Crotzer and other chamber officials for months had advocated more than $40,000, but commissioners apparently balked at that amount.

“I never was opposed to funding them,” Commissioner Mike Cherry said Thursday. “I was opposed to funding that amount.”

“We do support the chamber,” Mayor Ralph Moya said.

Chacon said earlier in the month that Crotzer previously had turned in his resignation in the spring but withdrew it.

Crotzer repeatedly said the city in recent years had been stripping away the chamber’s duties, including giving a tourism marketing contract to another entity. He said he wanted to bring the century-old chamber back to prominence.

Judd in a interview Friday said Crotzer had resigned for good in late June by telephone.

“It was multiple factors in his decision,” Judd said, who did not elaborate.

Judd said Crotzer had taken a position in Savannah, Georgia, where he lived previously.

“We were very pleased with his work,” Judd said. “We hate to see him go. He’s going to be missed at the chamber, for sure.”

Messages left with Crotzer’s cellphone were not returned.

Crotzer was chamber director for a little over two years, taking over after its building had been closed for months during the COVID-19 pandemic.

He oversaw the resurrection of the long-dormant Piñata Festival and guided an extensive renovation of the chamber building that was built in the 1960s.

Crotzer had planned to revive the Wheels on Fire 100 bicycle race in September for the first time since 2019. Tucumcari MainStreet executive director Connie Loveland, whose Fired Up festival was scheduled for the same day, said Friday she was told the chamber canceled the cycling event in the wake of Crotzer’s departure.
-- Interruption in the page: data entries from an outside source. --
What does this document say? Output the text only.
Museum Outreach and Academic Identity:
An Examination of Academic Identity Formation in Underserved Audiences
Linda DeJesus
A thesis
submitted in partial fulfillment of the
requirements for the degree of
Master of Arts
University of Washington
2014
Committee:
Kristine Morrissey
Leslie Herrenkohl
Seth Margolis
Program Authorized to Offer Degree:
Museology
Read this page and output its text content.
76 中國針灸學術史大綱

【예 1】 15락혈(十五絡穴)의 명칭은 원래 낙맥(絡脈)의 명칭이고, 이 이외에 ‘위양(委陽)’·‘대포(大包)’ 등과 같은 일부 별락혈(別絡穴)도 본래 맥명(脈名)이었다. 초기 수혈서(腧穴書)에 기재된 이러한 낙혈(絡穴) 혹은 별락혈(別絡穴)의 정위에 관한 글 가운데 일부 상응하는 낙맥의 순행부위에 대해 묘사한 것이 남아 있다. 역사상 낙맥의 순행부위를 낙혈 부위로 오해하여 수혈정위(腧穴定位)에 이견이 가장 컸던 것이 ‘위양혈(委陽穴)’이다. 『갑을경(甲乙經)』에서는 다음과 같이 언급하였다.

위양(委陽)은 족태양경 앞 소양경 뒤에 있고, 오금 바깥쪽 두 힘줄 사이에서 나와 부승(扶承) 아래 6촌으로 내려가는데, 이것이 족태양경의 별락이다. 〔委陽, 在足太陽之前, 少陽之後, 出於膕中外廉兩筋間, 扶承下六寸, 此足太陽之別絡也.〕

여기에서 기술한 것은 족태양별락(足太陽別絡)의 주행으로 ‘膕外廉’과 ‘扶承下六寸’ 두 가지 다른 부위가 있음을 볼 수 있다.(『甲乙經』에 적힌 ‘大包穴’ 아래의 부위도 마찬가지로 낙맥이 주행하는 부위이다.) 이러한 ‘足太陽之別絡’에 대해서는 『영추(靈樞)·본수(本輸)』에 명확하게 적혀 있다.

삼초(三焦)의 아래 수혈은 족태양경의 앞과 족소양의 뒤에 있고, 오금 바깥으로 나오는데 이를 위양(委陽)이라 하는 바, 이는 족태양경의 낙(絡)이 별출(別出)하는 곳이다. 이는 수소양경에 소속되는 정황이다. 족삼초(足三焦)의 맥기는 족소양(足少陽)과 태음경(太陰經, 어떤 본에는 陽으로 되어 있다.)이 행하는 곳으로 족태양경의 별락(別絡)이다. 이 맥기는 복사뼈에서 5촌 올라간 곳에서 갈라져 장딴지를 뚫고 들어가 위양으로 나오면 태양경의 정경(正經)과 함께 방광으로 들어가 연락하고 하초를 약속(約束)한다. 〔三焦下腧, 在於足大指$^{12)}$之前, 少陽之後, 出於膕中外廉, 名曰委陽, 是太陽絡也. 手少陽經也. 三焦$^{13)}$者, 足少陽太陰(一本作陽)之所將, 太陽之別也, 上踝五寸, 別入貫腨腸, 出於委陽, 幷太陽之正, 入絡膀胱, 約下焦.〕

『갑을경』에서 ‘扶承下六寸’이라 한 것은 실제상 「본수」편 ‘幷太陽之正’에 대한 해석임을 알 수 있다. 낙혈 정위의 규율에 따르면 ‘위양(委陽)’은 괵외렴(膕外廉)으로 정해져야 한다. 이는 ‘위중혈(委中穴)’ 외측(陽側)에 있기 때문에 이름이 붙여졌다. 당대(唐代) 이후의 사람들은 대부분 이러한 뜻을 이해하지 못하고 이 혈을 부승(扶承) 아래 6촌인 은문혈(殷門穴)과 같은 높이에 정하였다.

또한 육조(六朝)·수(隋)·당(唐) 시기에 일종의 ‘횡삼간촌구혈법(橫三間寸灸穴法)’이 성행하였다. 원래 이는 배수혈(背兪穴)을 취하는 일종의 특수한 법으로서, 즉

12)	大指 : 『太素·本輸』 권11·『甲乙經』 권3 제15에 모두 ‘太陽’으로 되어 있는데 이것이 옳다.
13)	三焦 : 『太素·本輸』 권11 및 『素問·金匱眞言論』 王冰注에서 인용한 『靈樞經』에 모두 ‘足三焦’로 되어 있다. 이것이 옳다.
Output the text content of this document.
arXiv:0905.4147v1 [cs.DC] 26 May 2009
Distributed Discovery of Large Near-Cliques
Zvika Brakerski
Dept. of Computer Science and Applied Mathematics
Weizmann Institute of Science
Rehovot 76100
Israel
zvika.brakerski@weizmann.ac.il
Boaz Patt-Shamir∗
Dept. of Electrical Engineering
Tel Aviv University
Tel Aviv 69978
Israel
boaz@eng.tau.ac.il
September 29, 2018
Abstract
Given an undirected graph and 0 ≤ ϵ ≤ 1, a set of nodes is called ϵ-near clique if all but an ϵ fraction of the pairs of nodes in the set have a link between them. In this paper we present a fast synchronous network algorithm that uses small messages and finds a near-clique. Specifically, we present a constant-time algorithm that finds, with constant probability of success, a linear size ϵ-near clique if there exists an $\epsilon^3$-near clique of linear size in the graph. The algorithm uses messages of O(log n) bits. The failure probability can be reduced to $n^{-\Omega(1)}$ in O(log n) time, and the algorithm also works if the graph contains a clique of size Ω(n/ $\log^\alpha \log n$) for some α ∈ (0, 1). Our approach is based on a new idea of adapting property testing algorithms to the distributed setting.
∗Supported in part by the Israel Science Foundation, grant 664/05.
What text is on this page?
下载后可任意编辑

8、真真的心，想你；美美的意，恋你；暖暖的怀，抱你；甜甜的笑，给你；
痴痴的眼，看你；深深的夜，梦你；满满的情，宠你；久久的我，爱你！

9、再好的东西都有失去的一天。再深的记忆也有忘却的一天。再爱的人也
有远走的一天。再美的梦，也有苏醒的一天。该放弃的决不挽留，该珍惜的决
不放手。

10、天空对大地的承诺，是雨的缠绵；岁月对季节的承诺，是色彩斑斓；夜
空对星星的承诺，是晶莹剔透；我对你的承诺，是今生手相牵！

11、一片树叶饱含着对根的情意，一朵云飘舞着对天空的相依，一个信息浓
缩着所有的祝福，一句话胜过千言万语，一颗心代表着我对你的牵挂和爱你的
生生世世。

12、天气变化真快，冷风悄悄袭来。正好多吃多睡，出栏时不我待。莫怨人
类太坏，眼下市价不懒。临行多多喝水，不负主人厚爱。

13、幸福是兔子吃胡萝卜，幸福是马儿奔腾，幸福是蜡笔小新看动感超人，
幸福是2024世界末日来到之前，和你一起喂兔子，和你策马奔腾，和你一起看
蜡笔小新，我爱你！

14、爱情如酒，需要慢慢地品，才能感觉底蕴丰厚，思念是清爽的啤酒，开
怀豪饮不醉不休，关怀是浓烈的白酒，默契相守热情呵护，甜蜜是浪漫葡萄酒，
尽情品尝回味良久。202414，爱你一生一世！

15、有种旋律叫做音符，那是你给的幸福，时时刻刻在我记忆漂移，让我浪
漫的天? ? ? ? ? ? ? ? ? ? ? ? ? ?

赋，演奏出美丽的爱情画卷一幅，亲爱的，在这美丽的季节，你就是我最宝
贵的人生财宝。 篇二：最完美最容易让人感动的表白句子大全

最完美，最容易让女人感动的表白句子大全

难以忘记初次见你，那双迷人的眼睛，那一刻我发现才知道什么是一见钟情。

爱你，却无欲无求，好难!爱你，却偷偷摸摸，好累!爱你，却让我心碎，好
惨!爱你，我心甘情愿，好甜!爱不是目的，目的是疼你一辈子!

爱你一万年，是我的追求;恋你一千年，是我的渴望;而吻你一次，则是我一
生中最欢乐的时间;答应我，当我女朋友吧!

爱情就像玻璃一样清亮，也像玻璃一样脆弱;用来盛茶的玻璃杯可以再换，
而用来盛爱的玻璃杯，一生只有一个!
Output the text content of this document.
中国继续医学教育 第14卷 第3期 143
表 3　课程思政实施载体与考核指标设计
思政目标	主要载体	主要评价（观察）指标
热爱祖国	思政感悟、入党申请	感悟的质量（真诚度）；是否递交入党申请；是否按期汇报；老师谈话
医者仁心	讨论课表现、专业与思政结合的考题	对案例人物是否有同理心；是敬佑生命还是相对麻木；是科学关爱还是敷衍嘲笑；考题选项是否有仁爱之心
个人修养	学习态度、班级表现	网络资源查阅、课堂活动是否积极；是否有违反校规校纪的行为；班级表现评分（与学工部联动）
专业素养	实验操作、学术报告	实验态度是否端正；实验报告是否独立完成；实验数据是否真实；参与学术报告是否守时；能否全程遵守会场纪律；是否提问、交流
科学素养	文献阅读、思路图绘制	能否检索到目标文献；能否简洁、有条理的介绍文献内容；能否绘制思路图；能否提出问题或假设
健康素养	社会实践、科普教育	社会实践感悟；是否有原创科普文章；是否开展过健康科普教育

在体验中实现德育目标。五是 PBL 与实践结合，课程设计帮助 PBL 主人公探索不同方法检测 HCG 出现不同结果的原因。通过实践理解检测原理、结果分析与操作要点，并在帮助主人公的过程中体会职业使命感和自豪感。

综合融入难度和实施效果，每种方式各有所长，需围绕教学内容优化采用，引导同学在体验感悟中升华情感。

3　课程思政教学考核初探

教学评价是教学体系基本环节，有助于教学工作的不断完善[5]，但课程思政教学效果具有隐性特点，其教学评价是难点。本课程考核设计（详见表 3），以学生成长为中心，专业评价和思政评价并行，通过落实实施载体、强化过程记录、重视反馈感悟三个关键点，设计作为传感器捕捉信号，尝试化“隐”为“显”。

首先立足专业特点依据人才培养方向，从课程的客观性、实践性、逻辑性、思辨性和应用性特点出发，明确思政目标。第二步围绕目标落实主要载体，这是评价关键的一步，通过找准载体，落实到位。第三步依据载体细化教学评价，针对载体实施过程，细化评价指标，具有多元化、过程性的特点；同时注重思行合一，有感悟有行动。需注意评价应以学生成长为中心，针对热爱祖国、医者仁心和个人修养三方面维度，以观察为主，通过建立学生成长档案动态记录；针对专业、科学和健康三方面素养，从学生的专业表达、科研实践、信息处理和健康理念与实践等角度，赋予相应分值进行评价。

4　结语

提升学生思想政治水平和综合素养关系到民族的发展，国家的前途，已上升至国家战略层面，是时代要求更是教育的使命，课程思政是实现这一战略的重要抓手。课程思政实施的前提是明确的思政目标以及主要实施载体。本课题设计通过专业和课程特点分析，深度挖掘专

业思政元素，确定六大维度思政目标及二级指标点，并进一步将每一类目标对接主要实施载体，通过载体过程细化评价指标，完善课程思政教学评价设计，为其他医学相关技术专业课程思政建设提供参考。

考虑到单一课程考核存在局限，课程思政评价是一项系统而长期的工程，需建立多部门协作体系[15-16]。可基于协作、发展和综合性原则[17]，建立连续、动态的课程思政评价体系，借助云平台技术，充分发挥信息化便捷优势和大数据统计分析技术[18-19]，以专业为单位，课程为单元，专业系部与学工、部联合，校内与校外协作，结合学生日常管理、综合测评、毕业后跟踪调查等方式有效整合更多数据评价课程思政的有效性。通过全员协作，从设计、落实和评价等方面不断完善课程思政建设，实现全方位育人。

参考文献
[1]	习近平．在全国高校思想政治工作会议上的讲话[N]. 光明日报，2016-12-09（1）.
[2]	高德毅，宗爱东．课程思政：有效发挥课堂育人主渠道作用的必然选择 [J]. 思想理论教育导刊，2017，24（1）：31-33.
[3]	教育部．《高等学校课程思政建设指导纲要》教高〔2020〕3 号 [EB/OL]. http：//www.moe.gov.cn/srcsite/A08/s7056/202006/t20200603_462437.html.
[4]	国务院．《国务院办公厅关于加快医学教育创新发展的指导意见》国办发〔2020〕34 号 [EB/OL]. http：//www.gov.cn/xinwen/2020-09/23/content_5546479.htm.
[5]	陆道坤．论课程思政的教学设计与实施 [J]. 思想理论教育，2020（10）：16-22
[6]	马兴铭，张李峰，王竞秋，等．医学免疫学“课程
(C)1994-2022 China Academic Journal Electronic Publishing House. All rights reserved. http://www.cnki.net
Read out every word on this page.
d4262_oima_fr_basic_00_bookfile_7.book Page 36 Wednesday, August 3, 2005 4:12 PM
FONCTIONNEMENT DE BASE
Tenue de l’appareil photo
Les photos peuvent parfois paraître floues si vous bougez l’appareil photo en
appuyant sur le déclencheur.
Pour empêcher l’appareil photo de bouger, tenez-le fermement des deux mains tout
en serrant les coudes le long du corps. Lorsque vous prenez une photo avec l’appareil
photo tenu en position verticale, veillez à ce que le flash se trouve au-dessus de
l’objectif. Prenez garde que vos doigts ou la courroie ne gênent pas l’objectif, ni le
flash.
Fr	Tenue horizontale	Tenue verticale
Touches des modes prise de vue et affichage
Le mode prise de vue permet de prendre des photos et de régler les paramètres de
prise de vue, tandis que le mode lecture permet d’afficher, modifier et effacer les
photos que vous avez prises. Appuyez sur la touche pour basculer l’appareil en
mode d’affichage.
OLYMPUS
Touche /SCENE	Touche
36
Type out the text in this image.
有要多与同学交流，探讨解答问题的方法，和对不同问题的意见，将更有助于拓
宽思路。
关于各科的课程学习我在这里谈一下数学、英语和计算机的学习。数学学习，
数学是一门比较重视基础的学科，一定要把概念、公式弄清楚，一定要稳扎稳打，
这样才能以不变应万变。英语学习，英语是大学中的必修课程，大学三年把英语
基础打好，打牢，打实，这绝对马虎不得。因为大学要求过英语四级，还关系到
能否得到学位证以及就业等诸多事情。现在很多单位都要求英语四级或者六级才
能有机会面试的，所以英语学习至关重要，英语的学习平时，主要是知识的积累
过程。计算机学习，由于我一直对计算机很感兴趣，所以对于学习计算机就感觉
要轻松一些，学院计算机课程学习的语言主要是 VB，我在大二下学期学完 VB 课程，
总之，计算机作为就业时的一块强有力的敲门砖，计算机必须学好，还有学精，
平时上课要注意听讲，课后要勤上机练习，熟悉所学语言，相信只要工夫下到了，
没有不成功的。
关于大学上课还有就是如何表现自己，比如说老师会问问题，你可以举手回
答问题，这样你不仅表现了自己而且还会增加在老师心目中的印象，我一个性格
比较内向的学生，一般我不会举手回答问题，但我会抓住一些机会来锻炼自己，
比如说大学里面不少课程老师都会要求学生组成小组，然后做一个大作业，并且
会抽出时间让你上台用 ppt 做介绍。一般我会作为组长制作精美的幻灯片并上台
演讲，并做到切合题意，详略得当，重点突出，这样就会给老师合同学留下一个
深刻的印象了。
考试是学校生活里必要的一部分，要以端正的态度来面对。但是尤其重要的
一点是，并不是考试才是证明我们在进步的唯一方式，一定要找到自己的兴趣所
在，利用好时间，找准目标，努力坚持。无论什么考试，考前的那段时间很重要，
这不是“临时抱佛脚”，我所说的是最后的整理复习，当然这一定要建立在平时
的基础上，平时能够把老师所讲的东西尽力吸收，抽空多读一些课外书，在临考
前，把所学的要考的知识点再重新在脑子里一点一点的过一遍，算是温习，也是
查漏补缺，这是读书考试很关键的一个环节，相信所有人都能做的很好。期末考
The chamber building remains closed due to roof damage from the May 25 hailstorm. Because there is no timetable of when it will be repaired, Judd said the chamber won’t be in a hurry for now to find Crotzer’s replacement.

“Until the city gets the roof fixed and we get back in there, the board is just going to manage things for a little bit. We’ll probably start looking in the near future who can come in and start helping us out,” Judd said. “We’ll start with a part-time person there, then chamber board members will start filling in there at the chamber office.

“We’ll look for someone in the near future; we’re going to take our time to look for somebody.”

Matt Bednorz, chairman of the city’s Lodgers Tax Advisory Board, during public comments Thursday pushed back at the notion the city wasn’t supportive of Crotzer and the chamber.

Bednorz said the city spent $41,000 to renovate the chamber building, another $5,300 to replace an air-conditioning unit and provided a “bailout” of funds late in the previous fiscal year.

Bednorz also said the chamber is a nonprofit organization, and many other nonprofits aren’t funded by the city.

He said the commission holds “the power of the purse” over the chamber and the Greater Tucumcari Economic Development Corp.